Beyond the core beverage can, product innovation is opening new categories. For instance, their retort innovation technology is key to expanding into the dairy segment in high-growth markets like India, where they just invested another approximately $60 million in their Sri City facility in November 2025. This is smart: meeting demand in emerging markets before it fully explodes.
Finally, shareholder return is a clear priority. The company plans to return at least $1.5 billion to shareholders in 2025 through dividends and share repurchases, including a plan to buy back at least $1.3 billion in shares by year-end. This disciplined capital allocation is a strong signal of management's confidence in their cash flow generation and future profitability.

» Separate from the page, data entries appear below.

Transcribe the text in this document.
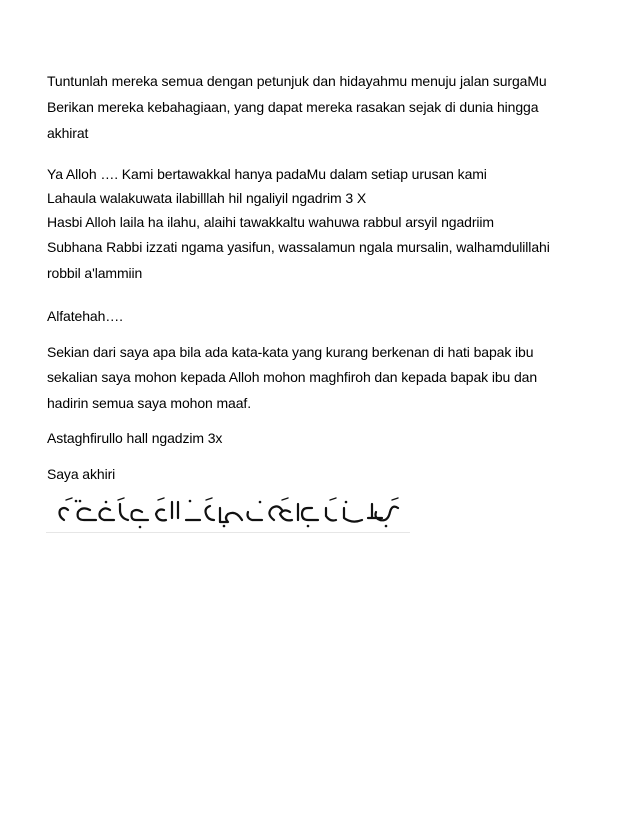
Tuntunlah mereka semua dengan petunjuk dan hidayahmu menuju jalan surgaMu
Berikan mereka kebahagiaan, yang dapat mereka rasakan sejak di dunia hingga
akhirat
Ya Alloh …. Kami bertawakkal hanya padaMu dalam setiap urusan kami
Lahaula walakuwata ilabilllah hil ngaliyil ngadrim 3 X
Hasbi Alloh laila ha ilahu, alaihi tawakkaltu wahuwa rabbul arsyil ngadriim
Subhana Rabbi izzati ngama yasifun, wassalamun ngala mursalin, walhamdulillahi
robbil a'lammiin
Alfatehah….
Sekian dari saya apa bila ada kata-kata yang kurang berkenan di hati bapak ibu
sekalian saya mohon kepada Alloh mohon maghfiroh dan kepada bapak ibu dan
hadirin semua saya mohon maaf.
Astaghfirullo hall ngadzim 3x
Saya akhiri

| Metric | 2025 Projection / Target | Driver |
|---|---|---|
| Net Sales | Approximately $12.13 billion | Global volume growth (2%-3%) and pricing. |
| Comparable Diluted EPS Growth | 12% to 15% | Operational Excellence savings and volume recovery. |
| Shareholder Return (Min.) | $1.5 billion | Robust free cash flow generation. |
| Operational Savings Target | $500 million (by end of 2026) | Operational Excellence Program. |
Next step: Check the Q4 2025 earnings call transcript for any changes to the 2026 CapEx guidance, as capital discipline is key to sustaining these returns.